Abstract
As a treatment agent for opioid dependence, buprenorphine is a nearly ideal medication at our current stage of medication development. Unlike methadone, buprenorphine dosage can be rapidly adjusted with minimal potential for inducing severe consequences. In addition to its intrinsic safety, buprenorphine’s relatively low abuse liability in the combination product (i.e., with naloxone as Suboxone®) makes it even more acceptable in regulatory quarters as well as to prescribing physicians. The approval of buprenorphine as a pharmacotherapy for opioid dependence returns to physicians the ability to treat their opioid-dependent patients with an effective opioid-based treatment for the first time in nearly 100 years. Buprenorphine is an opioid, however, and potential for misuse remains, even in combination with naloxone. Whether buprenorphine will be increasingly accepted as a treatment for opioid-dependent patients depends on clinicians recognizing the advantages of its uniquely useful properties while still heeding the need to manage their patients’ therapy with reasonable vigilance.

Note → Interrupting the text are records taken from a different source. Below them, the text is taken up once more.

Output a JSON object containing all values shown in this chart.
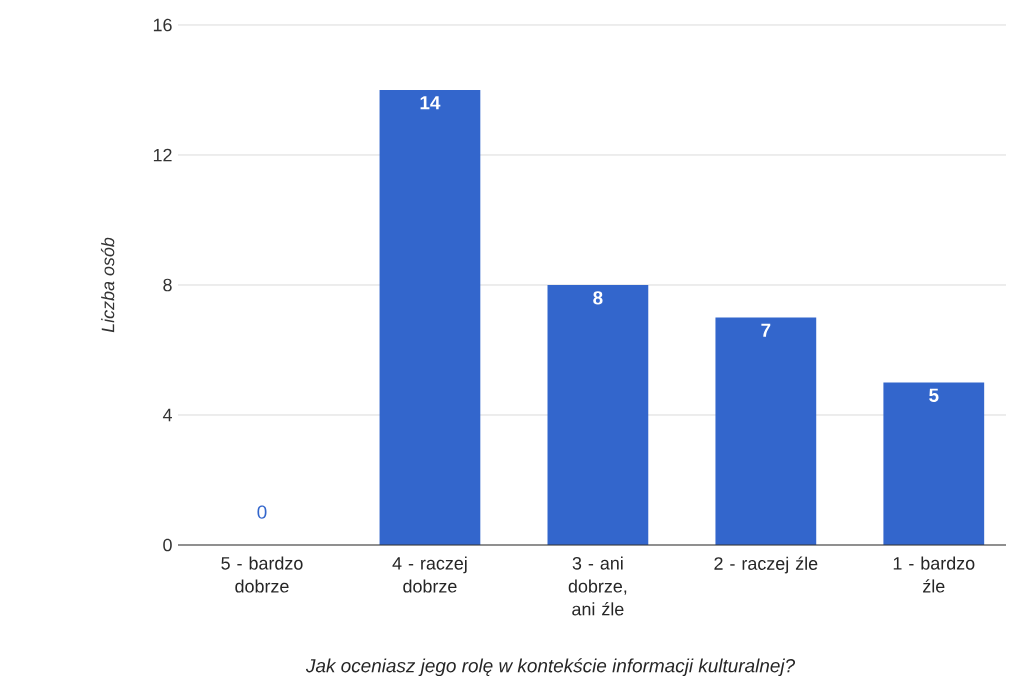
{
  "chart_data": {
    "type": "bar",
    "xlabel": "Jak oceniasz jego rolę w kontekście informacji kulturalnej?",
    "ylabel": "Liczba osób",
    "categories": [
      "5 - bardzo dobrze",
      "4 - raczej dobrze",
      "3 - ani dobrze, ani źle",
      "2 - raczej źle",
      "1 - bardzo źle"
    ],
    "values": [
      0,
      14,
      8,
      7,
      5
    ],
    "color": "#3366cc",
    "ylim": [
      0,
      16
    ],
    "yticks": [
      0,
      4,
      8,
      12,
      16
    ],
    "grid": "y",
    "data_labels": true
  }
}
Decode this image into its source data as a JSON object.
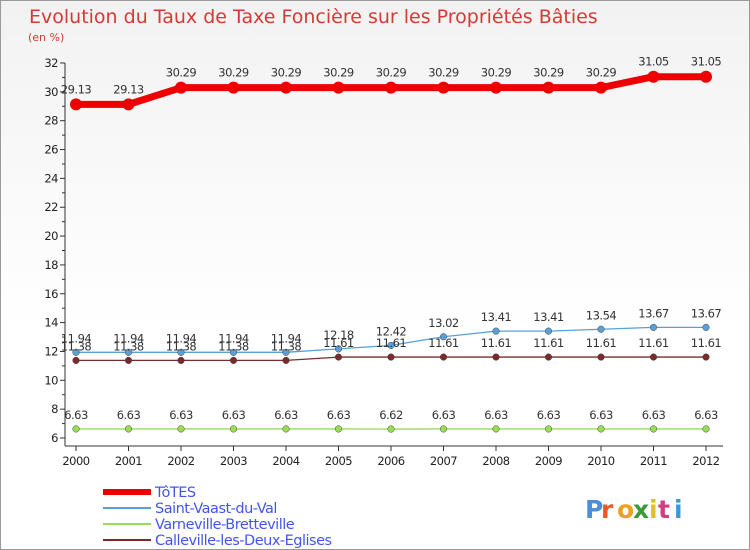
{
  "chart_data": {
    "type": "line",
    "title": "Evolution du Taux de Taxe Foncière sur les Propriétés Bâties",
    "subtitle": "(en %)",
    "categories": [
      "2000",
      "2001",
      "2002",
      "2003",
      "2004",
      "2005",
      "2006",
      "2007",
      "2008",
      "2009",
      "2010",
      "2011",
      "2012"
    ],
    "ylim": [
      6,
      32
    ],
    "yticks": [
      6,
      8,
      10,
      12,
      14,
      16,
      18,
      20,
      22,
      24,
      26,
      28,
      30,
      32
    ],
    "series": [
      {
        "name": "TôTES",
        "color": "#ee0000",
        "values": [
          29.13,
          29.13,
          30.29,
          30.29,
          30.29,
          30.29,
          30.29,
          30.29,
          30.29,
          30.29,
          30.29,
          31.05,
          31.05
        ],
        "labels": [
          "29.13",
          "29.13",
          "30.29",
          "30.29",
          "30.29",
          "30.29",
          "30.29",
          "30.29",
          "30.29",
          "30.29",
          "30.29",
          "31.05",
          "31.05"
        ]
      },
      {
        "name": "Saint-Vaast-du-Val",
        "color": "#5a9fd6",
        "values": [
          11.94,
          11.94,
          11.94,
          11.94,
          11.94,
          12.18,
          12.42,
          13.02,
          13.41,
          13.41,
          13.54,
          13.67,
          13.67
        ],
        "labels": [
          "11.94",
          "11.94",
          "11.94",
          "11.94",
          "11.94",
          "12.18",
          "12.42",
          "13.02",
          "13.41",
          "13.41",
          "13.54",
          "13.67",
          "13.67"
        ]
      },
      {
        "name": "Varneville-Bretteville",
        "color": "#99dd55",
        "values": [
          6.63,
          6.63,
          6.63,
          6.63,
          6.63,
          6.63,
          6.62,
          6.63,
          6.63,
          6.63,
          6.63,
          6.63,
          6.63
        ],
        "labels": [
          "6.63",
          "6.63",
          "6.63",
          "6.63",
          "6.63",
          "6.63",
          "6.62",
          "6.63",
          "6.63",
          "6.63",
          "6.63",
          "6.63",
          "6.63"
        ]
      },
      {
        "name": "Calleville-les-Deux-Eglises",
        "color": "#7a2a2a",
        "values": [
          11.38,
          11.38,
          11.38,
          11.38,
          11.38,
          11.61,
          11.61,
          11.61,
          11.61,
          11.61,
          11.61,
          11.61,
          11.61
        ],
        "labels": [
          "11.38",
          "11.38",
          "11.38",
          "11.38",
          "11.38",
          "11.61",
          "11.61",
          "11.61",
          "11.61",
          "11.61",
          "11.61",
          "11.61",
          "11.61"
        ]
      }
    ],
    "legend": [
      "TôTES",
      "Saint-Vaast-du-Val",
      "Varneville-Bretteville",
      "Calleville-les-Deux-Eglises"
    ]
  },
  "logo": {
    "text": "Proxiti"
  }
}
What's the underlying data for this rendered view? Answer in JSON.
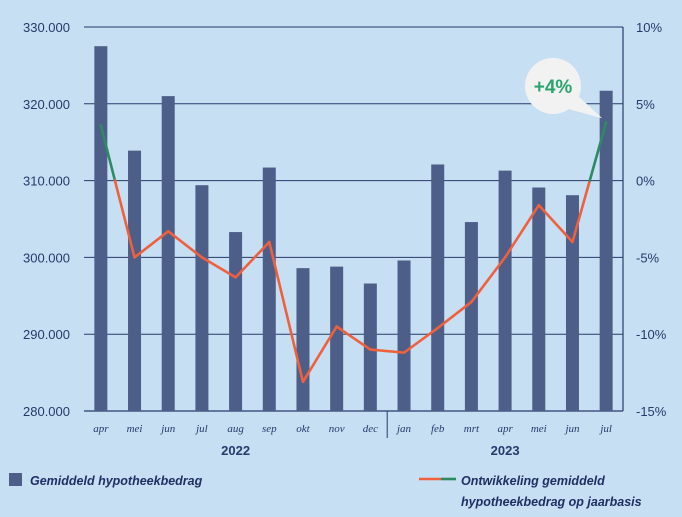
{
  "chart_data": {
    "type": "bar+line",
    "categories": [
      "apr",
      "mei",
      "jun",
      "jul",
      "aug",
      "sep",
      "okt",
      "nov",
      "dec",
      "jan",
      "feb",
      "mrt",
      "apr",
      "mei",
      "jun",
      "jul"
    ],
    "year_groups": [
      {
        "label": "2022",
        "start": 0,
        "end": 8
      },
      {
        "label": "2023",
        "start": 9,
        "end": 15
      }
    ],
    "series": [
      {
        "name": "Gemiddeld hypotheekbedrag",
        "kind": "bar",
        "axis": "left",
        "color": "#4d5e88",
        "values": [
          327500,
          313900,
          321000,
          309400,
          303300,
          311700,
          298600,
          298800,
          296600,
          299600,
          312100,
          304600,
          311300,
          309100,
          308100,
          321700
        ]
      },
      {
        "name": "Ontwikkeling gemiddeld hypotheekbedrag op jaarbasis",
        "kind": "line",
        "axis": "right",
        "color": "#f0603c",
        "positive_color": "#2d8a62",
        "values": [
          3.6,
          -5.0,
          -3.3,
          -5.0,
          -6.3,
          -4.0,
          -13.1,
          -9.5,
          -11.0,
          -11.2,
          -9.6,
          -7.9,
          -5.0,
          -1.6,
          -4.0,
          3.8
        ]
      }
    ],
    "y_left": {
      "min": 280000,
      "max": 330000,
      "ticks": [
        "280.000",
        "290.000",
        "300.000",
        "310.000",
        "320.000",
        "330.000"
      ]
    },
    "y_right": {
      "min": -15,
      "max": 10,
      "ticks": [
        "-15%",
        "-10%",
        "-5%",
        "0%",
        "5%",
        "10%"
      ]
    },
    "annotation": {
      "text": "+4%",
      "category_index": 15
    },
    "legend": [
      {
        "label": "Gemiddeld hypotheekbedrag",
        "symbol": "square"
      },
      {
        "label_line1": "Ontwikkeling gemiddeld",
        "label_line2": "hypotheekbedrag op jaarbasis",
        "symbol": "line"
      }
    ],
    "grid": true,
    "background": "#c6dff2",
    "axis_color": "#273a6c",
    "callout_fill": "#f2f2f2",
    "callout_text_color": "#2aa56e"
  }
}
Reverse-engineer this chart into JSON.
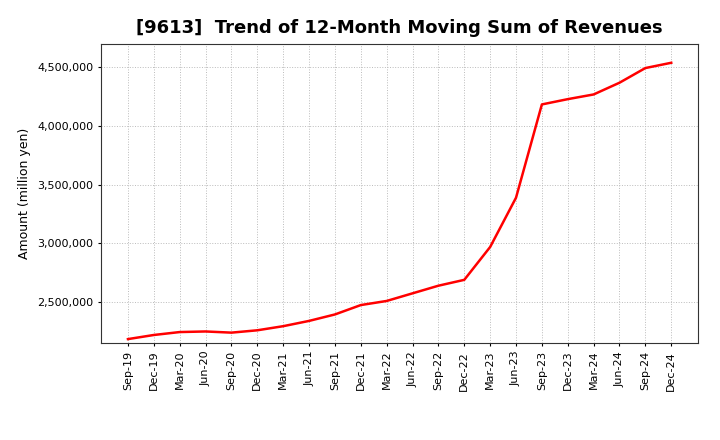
{
  "title": "[9613]  Trend of 12-Month Moving Sum of Revenues",
  "ylabel": "Amount (million yen)",
  "line_color": "#ff0000",
  "background_color": "#ffffff",
  "grid_color": "#bbbbbb",
  "ylim": [
    2150000,
    4700000
  ],
  "yticks": [
    2500000,
    3000000,
    3500000,
    4000000,
    4500000
  ],
  "x_labels": [
    "Sep-19",
    "Dec-19",
    "Mar-20",
    "Jun-20",
    "Sep-20",
    "Dec-20",
    "Mar-21",
    "Jun-21",
    "Sep-21",
    "Dec-21",
    "Mar-22",
    "Jun-22",
    "Sep-22",
    "Dec-22",
    "Mar-23",
    "Jun-23",
    "Sep-23",
    "Dec-23",
    "Mar-24",
    "Jun-24",
    "Sep-24",
    "Dec-24"
  ],
  "y_values": [
    2185000,
    2220000,
    2245000,
    2250000,
    2240000,
    2260000,
    2295000,
    2340000,
    2395000,
    2475000,
    2510000,
    2575000,
    2640000,
    2690000,
    2970000,
    3390000,
    4185000,
    4230000,
    4270000,
    4370000,
    4495000,
    4540000
  ],
  "title_fontsize": 13,
  "ylabel_fontsize": 9,
  "tick_fontsize": 8,
  "linewidth": 1.8
}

Financial & competing interests disclosure
Walter Ling has received unrestricted educational grants and has served occasionally as a consultant to Reckitt-Benckiser, manufacturer of Subutex and Suboxone. The author has no other relevant affiliations or financial involvement with any organization or entity with a financial interest in or financial conflict with the subject matter or materials discussed in the manuscript apart from those disclosed.
No writing assistance was utilized in the production of this manuscript.